As you may know if you’ve followed anything about my current project, A Certain Gesture: Evnine’s Batman Meme Project and Its Parerga! will be presented as a catalogue of Evnine’s (my) Batman memes by an editor who is, as I have started putting it, notionally distinct from the creator of the memes. That is, the editor will write about the artist in the third person, will conjecture about him and his motivations, will draw on evidence to substantiate those conjectures, etc. But I will not conceal the fact that the artist and editor are in fact the same person.

I am now reading Gerard Genette’s book Paratexts: Thresholds of Interpretation and one of the paratexts he discusses is the author’s name. And as it happens, I have wondered for some time how this will work in my book. The full title is A Certain Gesture: Evnine’s Batman Meme Project and Its Parerga!. I had initially thought that that the ‘authorship’ of the book would take the form “edited by Simon J. Evnine.” But a doubt about this way of proceeding arose from the crassest of material concerns. Would a university administrator see “edited by” and count the book less towards future pay raises than an authored monograph? Should I, to lay claim to my work, follow the title simply with “by Simon J. Evnine”?

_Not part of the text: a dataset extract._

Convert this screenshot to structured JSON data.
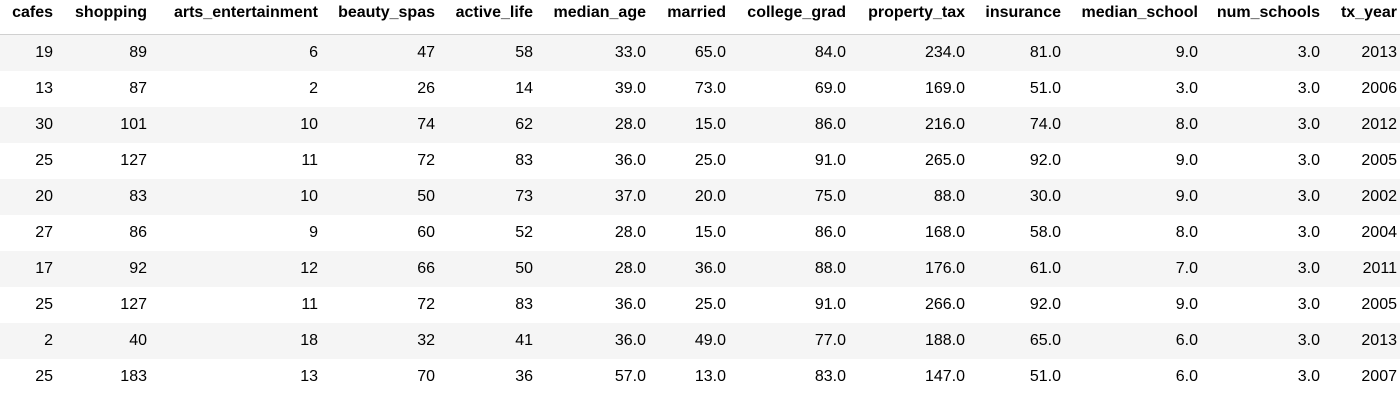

Genette distinguishes between mere pseudonymity and the creation, by an author, of a genuine alternative, imaginary author, replete with her own paratextual presence (prefaces, honors, etc), as, for example, is the case with Kierkegaard. In my own case, there is no pseudonymity involved, but something of the same problem of classification arises. Have I, with paratextual repletion, created two personae here, both of whom share my name? Or is there a mere “onymity” (the term Genette coins to refer to the standard case in which an author uses her own name), but with some weird stuff added in which I refer to myself in the third person?

On top of it all, naming itself is one of the themes that will run through the work. Genette writes that “use of a pseudonym unites a taste for masks and mirrors, for indirect exhibitionism, and for controlled histrionics with delight in invention, in borrowing, in verbal transformation, in onomastic fetishism” (52-3). Perhaps the moral to be drawn from my own case is that all of this is true for the use, not just of a pseudonym, but of any name, even one’s own. I am certainly planning for my book to engage in all those things Genette lists.